113 communes sur 152 avec une seule liste, le cas d'Albaret-le-Comtal
Dans la grande majorité des communes lozériennes, les électeurs n'auront cependant guère le choix. Sur les 152 communes que compte le département, 113 ne présenteront qu'une seule liste. Aucun suspense par exemple à Langogne, où seul Jean-François Collange se présente, ou à La Malène, théâtre de démissions en cascade où une seule liste se présentera finalement.
Le cas le plus problématique concerne Albaret-le-Comtal, commune de 131 habitants qui n'est pas parvenue à constituer de liste. Dans un délai de huit jours, une délégation spéciale de trois membres sera nommée par arrêté préfectoral. Son président fera office de maire, se limitant à des décisions d'administration conservatoire et urgente. Des élections partielles seront organisées dans les trois mois suivants.
Le nouveau mode de scrutin : un changement majeur pour les petites communes
La réforme du scrutin municipal adoptée récemment suscite des réactions, notamment celle de Michel Guiral, colistier d'Alain Astruc à Peyre-en-Aubrac. "En Lozère, il y a 75% de listes uniques dans les communes de moins de 1 000 habitants", souligne-t-il. "Les électeurs ne disposent plus de la possibilité de panachage, autrefois appréciée dans les petites communes. Désormais, toute modification du bulletin entraîne sa nullité."
Michel Guiral ajoute : "Il conviendra d'observer le 15 mars le taux de participation des électeurs, car ce nouveau cadre va modifier les habitudes de vote." Sur les 152 communes du département, 34 présenteront deux listes, dont trois communes de plus de 1 000 habitants : Marvejols, Florac-Trois-Rivières et Peyre-en-Aubrac.

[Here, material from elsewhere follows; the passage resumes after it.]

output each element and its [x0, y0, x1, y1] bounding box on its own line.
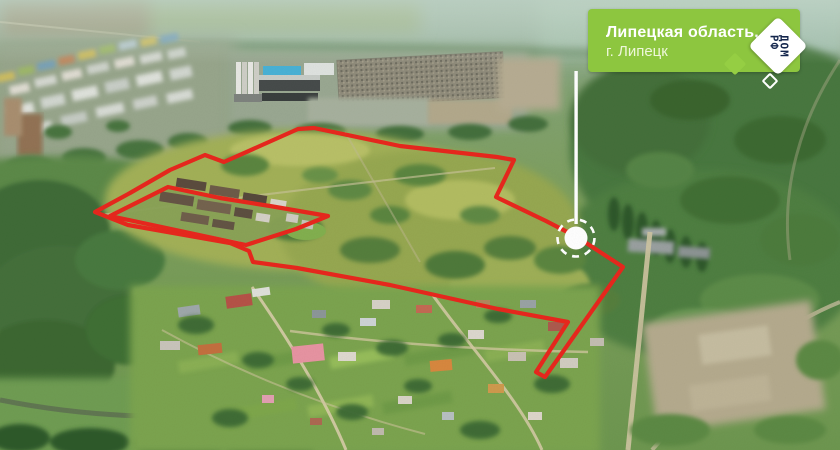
- banner-region-text: Липецкая область,: [606, 23, 759, 43]
- promo-screenshot: Липецкая область, г. Липецк ДОМ РФ: [0, 0, 840, 450]
- domrf-logo-text: ДОМ РФ: [768, 35, 788, 58]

Des confrontations même dans les plus petites communes
Fait surprenant : de nombreuses communes de très petite taille verront s'affronter deux listes. C'est le cas de Fraissinet-de-Fourque (74 habitants), Grandvals (76 habitants), Molezon (97 habitants), Noalhac (98 habitants), Les Hermaux (104 habitants), Rousses (125 habitants), et bien d'autres jusqu'à Bédouès-Cocurès (475 habitants).
Cette abondance de candidatures dans des communes de moins de 500 habitants s'explique souvent par le fait que les édiles actuels ne se représentent pas, ouvrant la voie à de nouvelles équipes. À Meyrueis par exemple, le maire sortant a décidé de laisser sa place, bien qu'il figure sur la liste L'expérience au service d'un nouvel élan menée par Christiane Sanch-Jeanjean.
La publication des listes par la préfecture marque ainsi le véritable coup d'envoi de la campagne électorale pour les municipales 2026 en Lozère. Avec un paysage contrasté entre communes à forte compétition et communes sans alternative, le scrutin du 15 mars s'annonce riche en enseignements sur l'évolution de la démocratie locale dans ce département rural.